According to them, the huge impact of COVID-19 on the financial services sector and the national economy at large, coupled with the situation that was worsened by losses from the nationwide #EndSARS protests in the later part of 2020 affected them.
However, as NAICOM’s directive remained, some displeased operators dragged the regulator to court, using some shareholders’ associations.
On December 9, 2020, the House of Representatives asked NAICOM to suspend the December 31, 2020 deadline set for operators in the insurance industry to recapitalise.
This led the commission to suspend the first phase of the recapitalisation, leaving the second phase scheduled to end by September 2021.
However, some underwriters had declared on their own that they met the requirements before the first phase of the recapitalisation was suspended.
The Managing Director/ Chief Executive Officer, SUNU Assurances Nigeria Plc, Samuel Ogbodu, said the company successfully completed the first phase of its recapitalisation plan by increasing its shareholders’ fund to N6.61bn in 2020 from N3.47bn in 2019.
NSIA Insurance also said it successfully completed the phase 1 of its recapitalisation exercise to fulfil the requirements for the mandatory minimum paid-up share capital policy for a composite insurance firm in Nigeria.
FBN General Insurance said it was one of the few general insurance businesses to meet the first phase of recapitalisation before the directive was put on hold.
Lasaco Assurance Plc also said it scaled the first hurdle of the recapitalisation before the suspension.
During the public hearing on Consolidated Insurance Bill 2020 organised by the House of Representatives Committee on Insurance and Actuarial matters in Abuja, the Nigerian Insurers Association recommended introduction of Risk Based Capital in the Consolidated Insurance Bill.

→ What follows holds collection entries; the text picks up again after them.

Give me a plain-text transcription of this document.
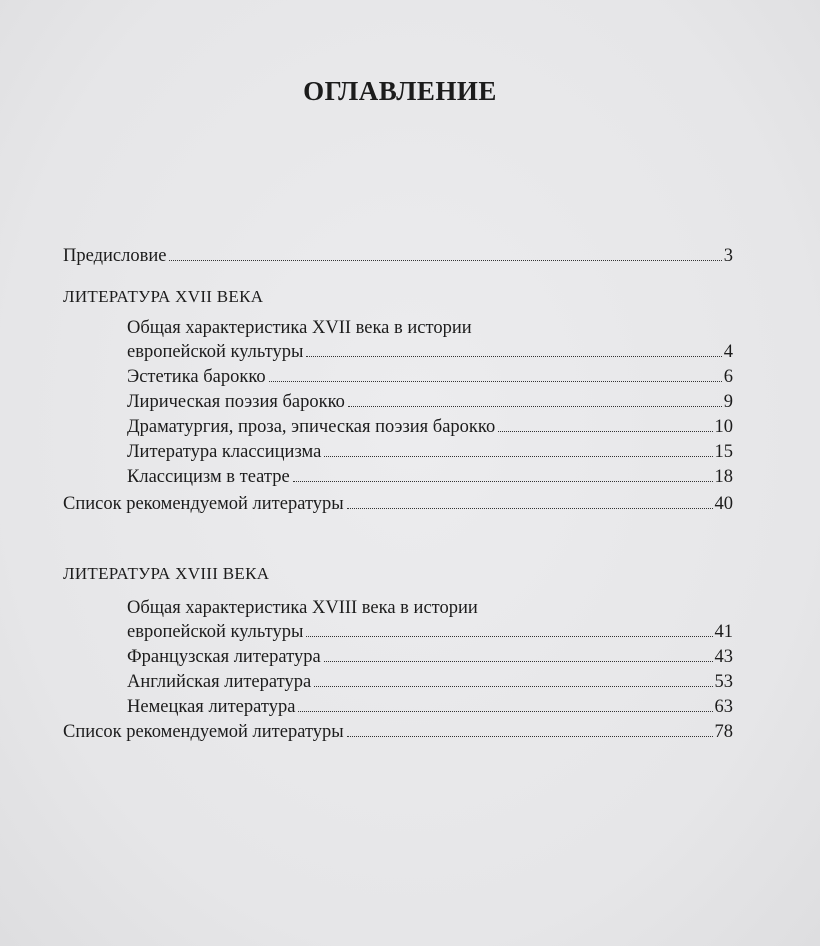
ОГЛАВЛЕНИЕ
Предисловие	3
ЛИТЕРАТУРА XVII ВЕКА
Общая характеристика XVII века в истории
европейской культуры	4
Эстетика барокко	6
Лирическая поэзия барокко	9
Драматургия, проза, эпическая поэзия барокко	10
Литература классицизма	15
Классицизм в театре	18
Список рекомендуемой литературы	40
ЛИТЕРАТУРА XVIII ВЕКА
Общая характеристика XVIII века в истории
европейской культуры	41
Французская литература	43
Английская литература	53
Немецкая литература	63
Список рекомендуемой литературы	78
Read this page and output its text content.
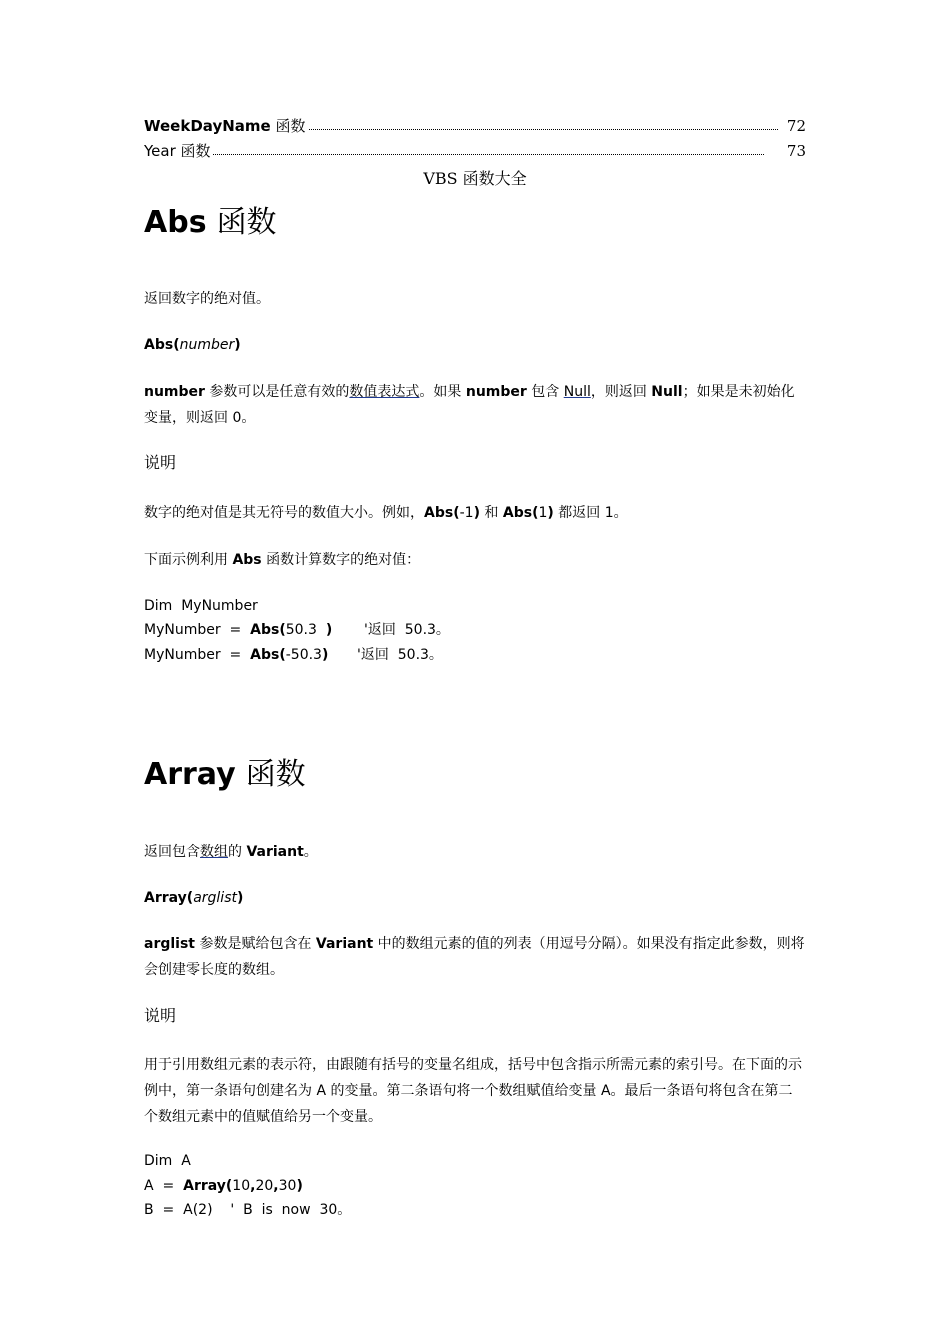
WeekDayName 函数	72
Year 函数	73
VBS 函数大全
Abs 函数
返回数字的绝对值。
Abs(number)
number 参数可以是任意有效的数值表达式。如果 number 包含 Null，则返回 Null；如果是未初始化变量，则返回 0。
说明
数字的绝对值是其无符号的数值大小。例如，Abs(-1) 和 Abs(1) 都返回 1。
下面示例利用 Abs 函数计算数字的绝对值：
Dim  MyNumber
MyNumber  =  Abs(50.3  ) '返回  50.3。
MyNumber  =  Abs(-50.3) '返回  50.3。
Array 函数
返回包含数组的 Variant。
Array(arglist)
arglist 参数是赋给包含在 Variant 中的数组元素的值的列表（用逗号分隔）。如果没有指定此参数，则将会创建零长度的数组。
说明
用于引用数组元素的表示符，由跟随有括号的变量名组成，括号中包含指示所需元素的索引号。在下面的示例中，第一条语句创建名为 A 的变量。第二条语句将一个数组赋值给变量 A。最后一条语句将包含在第二个数组元素中的值赋值给另一个变量。
Dim  A
A  =  Array(10,20,30)
B  =  A(2)    '  B  is  now  30。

It described it as the right capital model for the insurance industry in order to align the Nigerian insurance market with international best practice and reposition the industry for accelerated growth and development.
In adopting risk based capital adequacy template, the Chairman, NIA, Mr Ganiyu Musa, said the association took cognisance of the need to consider insurance risk, market risk, credit risk, and operational risk as well as the need to apply such capital charges on assets and liabilities (all capital resources inclusive).

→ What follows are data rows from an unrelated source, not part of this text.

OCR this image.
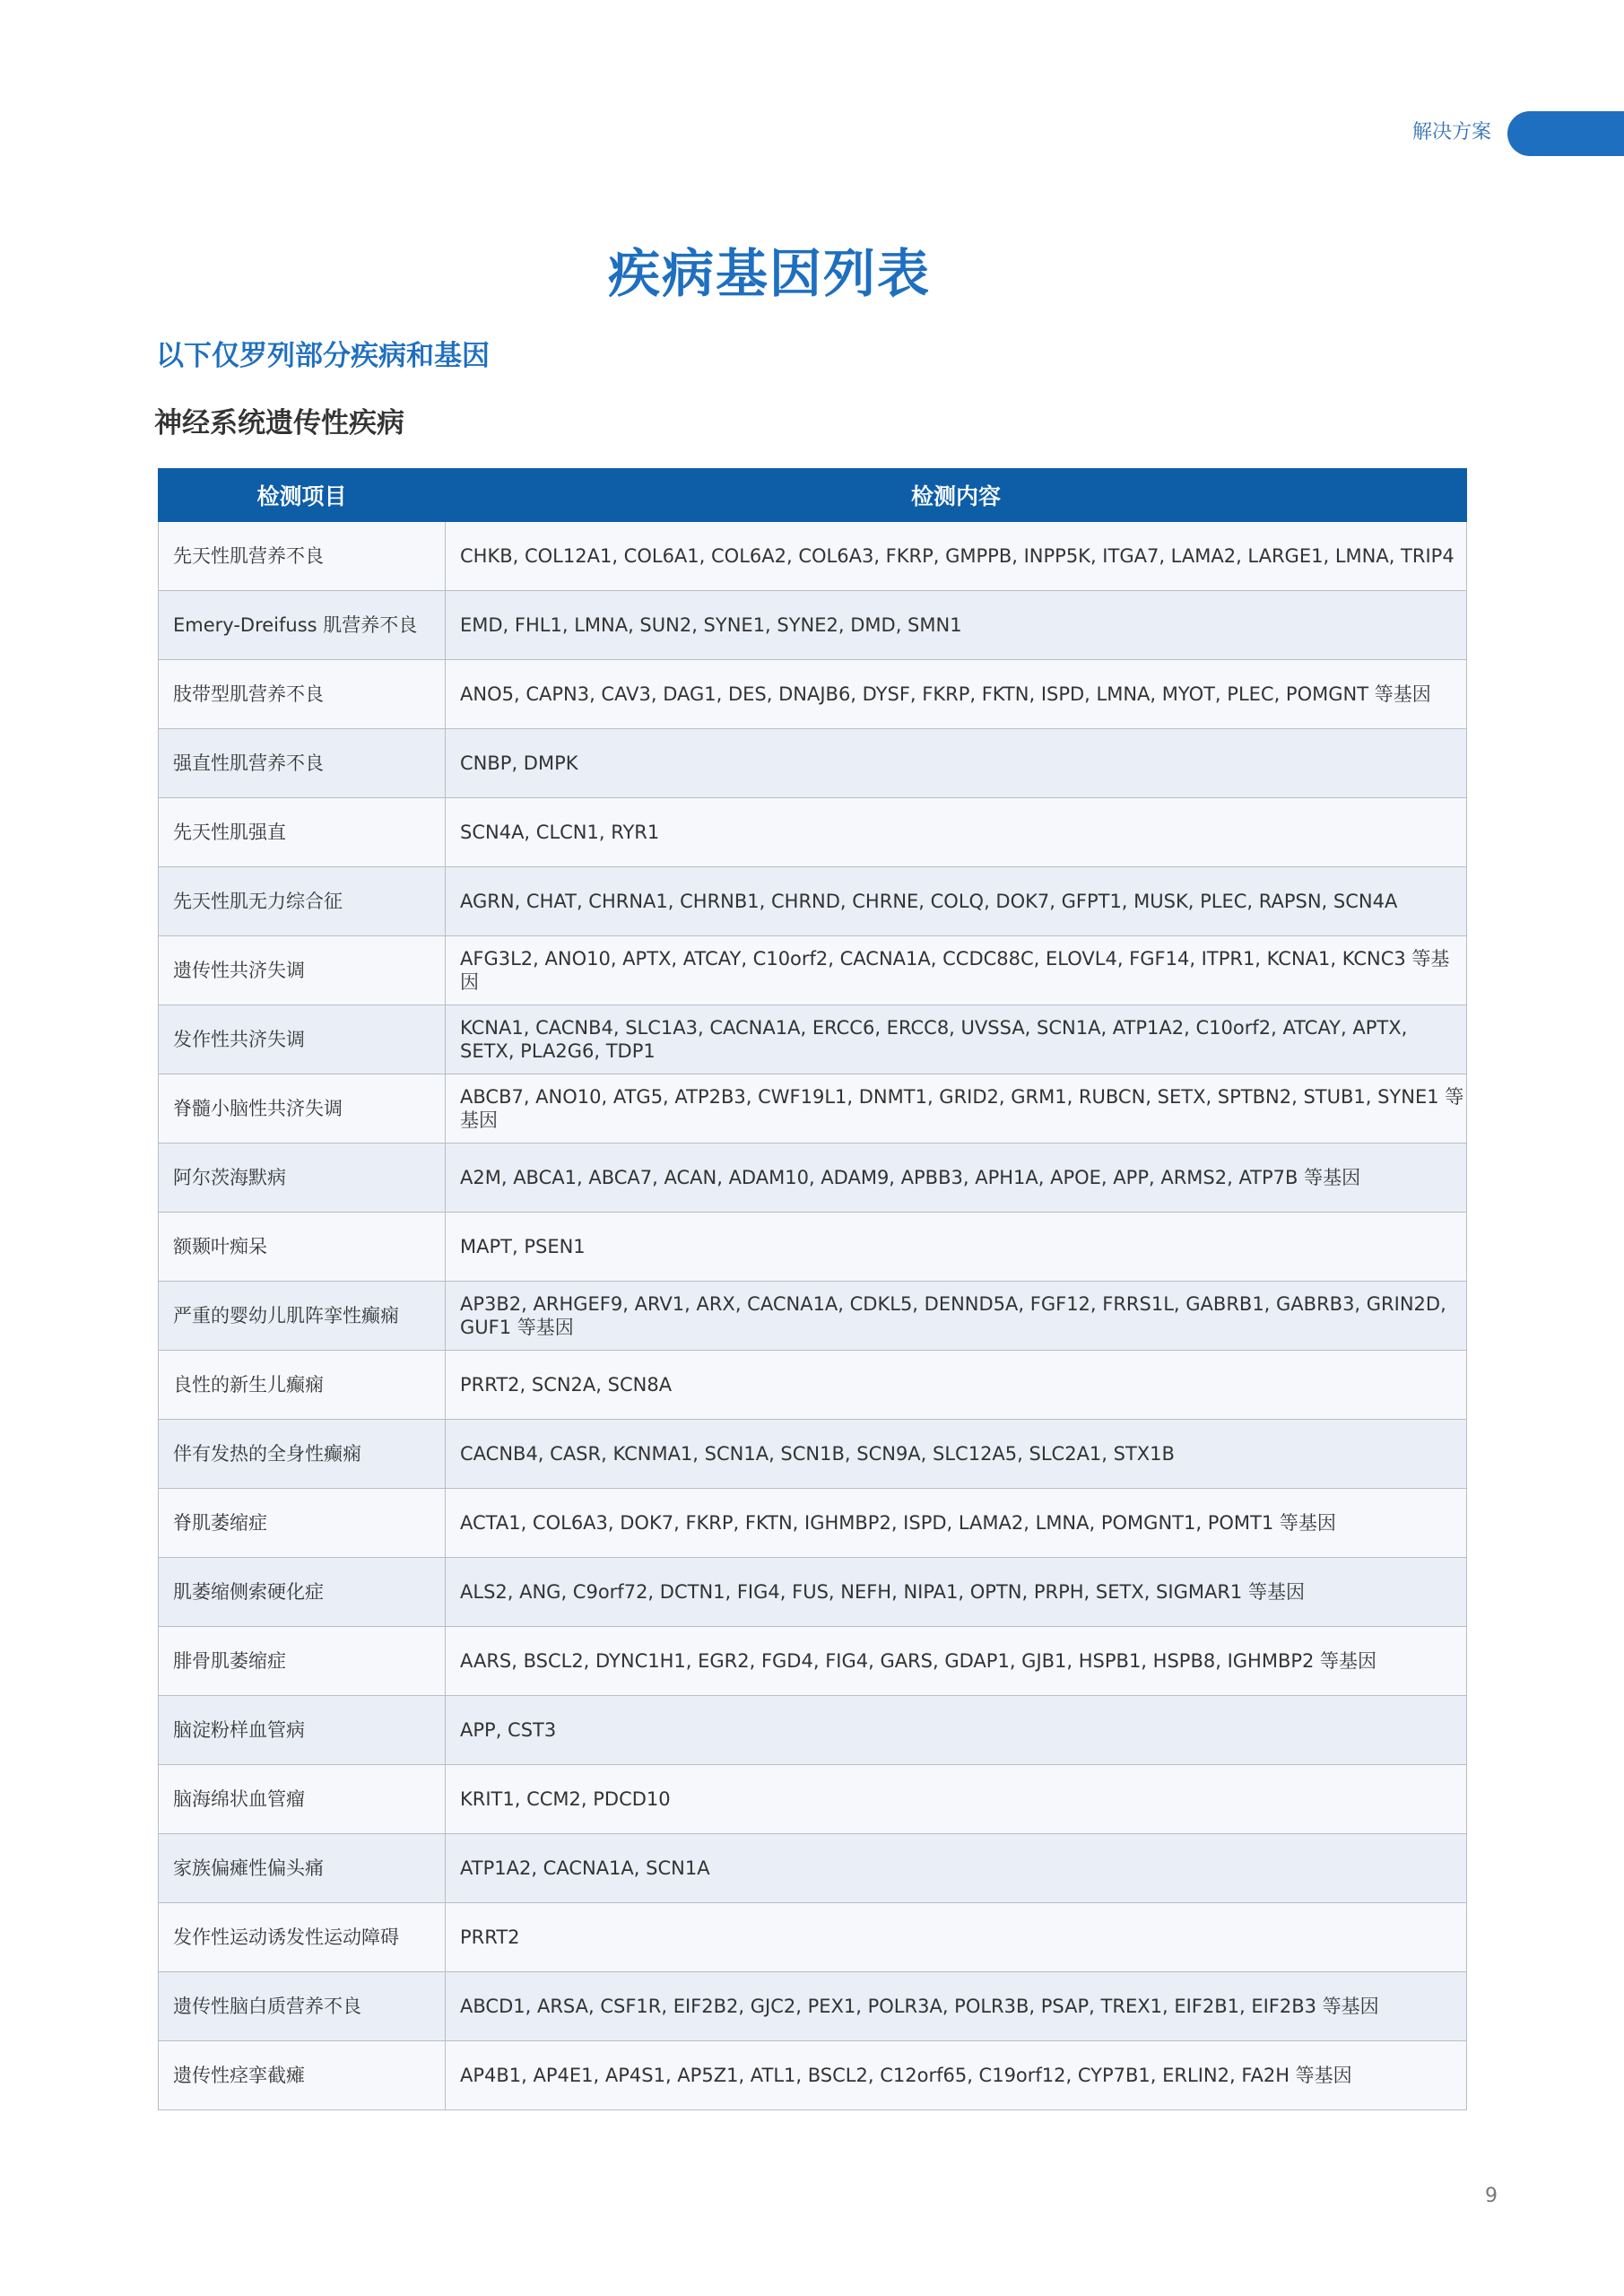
解决方案
疾病基因列表
以下仅罗列部分疾病和基因
神经系统遗传性疾病
检测项目	检测内容
先天性肌营养不良	CHKB, COL12A1, COL6A1, COL6A2, COL6A3, FKRP, GMPPB, INPP5K, ITGA7, LAMA2, LARGE1, LMNA, TRIP4
Emery-Dreifuss 肌营养不良	EMD, FHL1, LMNA, SUN2, SYNE1, SYNE2, DMD, SMN1
肢带型肌营养不良	ANO5, CAPN3, CAV3, DAG1, DES, DNAJB6, DYSF, FKRP, FKTN, ISPD, LMNA, MYOT, PLEC, POMGNT 等基因
强直性肌营养不良	CNBP, DMPK
先天性肌强直	SCN4A, CLCN1, RYR1
先天性肌无力综合征	AGRN, CHAT, CHRNA1, CHRNB1, CHRND, CHRNE, COLQ, DOK7, GFPT1, MUSK, PLEC, RAPSN, SCN4A
遗传性共济失调	AFG3L2, ANO10, APTX, ATCAY, C10orf2, CACNA1A, CCDC88C, ELOVL4, FGF14, ITPR1, KCNA1, KCNC3 等基因
发作性共济失调	KCNA1, CACNB4, SLC1A3, CACNA1A, ERCC6, ERCC8, UVSSA, SCN1A, ATP1A2, C10orf2, ATCAY, APTX, SETX, PLA2G6, TDP1
脊髓小脑性共济失调	ABCB7, ANO10, ATG5, ATP2B3, CWF19L1, DNMT1, GRID2, GRM1, RUBCN, SETX, SPTBN2, STUB1, SYNE1 等基因
阿尔茨海默病	A2M, ABCA1, ABCA7, ACAN, ADAM10, ADAM9, APBB3, APH1A, APOE, APP, ARMS2, ATP7B 等基因
额颞叶痴呆	MAPT, PSEN1
严重的婴幼儿肌阵挛性癫痫	AP3B2, ARHGEF9, ARV1, ARX, CACNA1A, CDKL5, DENND5A, FGF12, FRRS1L, GABRB1, GABRB3, GRIN2D, GUF1 等基因
良性的新生儿癫痫	PRRT2, SCN2A, SCN8A
伴有发热的全身性癫痫	CACNB4, CASR, KCNMA1, SCN1A, SCN1B, SCN9A, SLC12A5, SLC2A1, STX1B
脊肌萎缩症	ACTA1, COL6A3, DOK7, FKRP, FKTN, IGHMBP2, ISPD, LAMA2, LMNA, POMGNT1, POMT1 等基因
肌萎缩侧索硬化症	ALS2, ANG, C9orf72, DCTN1, FIG4, FUS, NEFH, NIPA1, OPTN, PRPH, SETX, SIGMAR1 等基因
腓骨肌萎缩症	AARS, BSCL2, DYNC1H1, EGR2, FGD4, FIG4, GARS, GDAP1, GJB1, HSPB1, HSPB8, IGHMBP2 等基因
脑淀粉样血管病	APP, CST3
脑海绵状血管瘤	KRIT1, CCM2, PDCD10
家族偏瘫性偏头痛	ATP1A2, CACNA1A, SCN1A
发作性运动诱发性运动障碍	PRRT2
遗传性脑白质营养不良	ABCD1, ARSA, CSF1R, EIF2B2, GJC2, PEX1, POLR3A, POLR3B, PSAP, TREX1, EIF2B1, EIF2B3 等基因
遗传性痉挛截瘫	AP4B1, AP4E1, AP4S1, AP5Z1, ATL1, BSCL2, C12orf65, C19orf12, CYP7B1, ERLIN2, FA2H 等基因
9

He hinged the association’s position on the 2013 IMF report on the Nigerian insurance industry which prescribed the risk based capital model as most suitable for the Nigerian insurance market.

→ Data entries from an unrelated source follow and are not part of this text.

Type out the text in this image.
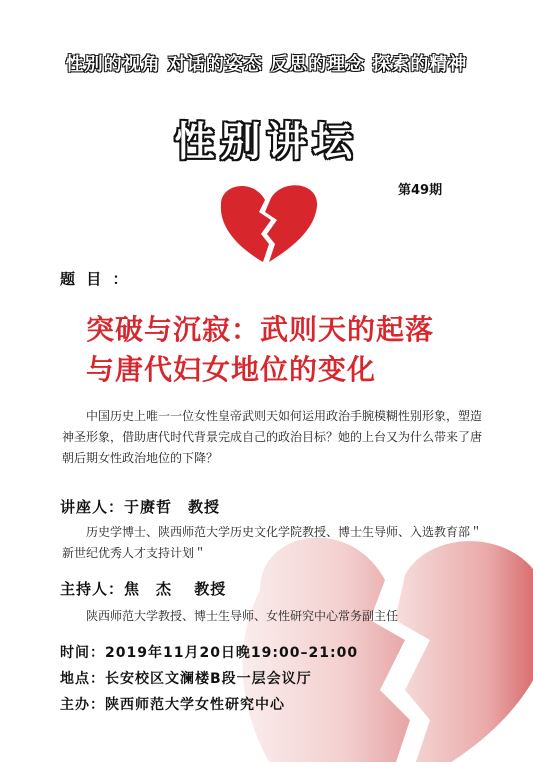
性别的视角 对话的姿态 反思的理念 探索的精神
性别讲坛
第49期
题 目 ：
突破与沉寂：武则天的起落
与唐代妇女地位的变化
中国历史上唯一一位女性皇帝武则天如何运用政治手腕模糊性别形象，塑造神圣形象，借助唐代时代背景完成自己的政治目标？她的上台又为什么带来了唐朝后期女性政治地位的下降？
讲座人：于赓哲　教授
历史学博士、陕西师范大学历史文化学院教授、博士生导师、入选教育部＂新世纪优秀人才支持计划＂
主持人：焦　杰　 教授
陕西师范大学教授、博士生导师、女性研究中心常务副主任
时间：2019年11月20日晚19:00–21:00
地点：长安校区文澜楼B段一层会议厅
主办：陕西师范大学女性研究中心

According to him, the IMF report was duly acknowledged and admitted by the National Insurance Commission as the right capital framework for the market, as it sought to limit the capital required by operators to the level of risks they can carry.
When the Bill is eventually signed into law in line with this proposal, he said, it would lay to rest the contentious issue of the definition of capital which had been a major point of the association’s engagements with the NAICOM on the recapitalisation.
“We are convinced that risk based capital adequacy template is the best fit for the insurance industry in Nigeria especially given the fact that the 2013 IMF report has prescribed it and the commission agreed with it,” he stated.
He added that this would also align the definition of insurance with the various positions such as International Association of Insurance Supervisors recommendations.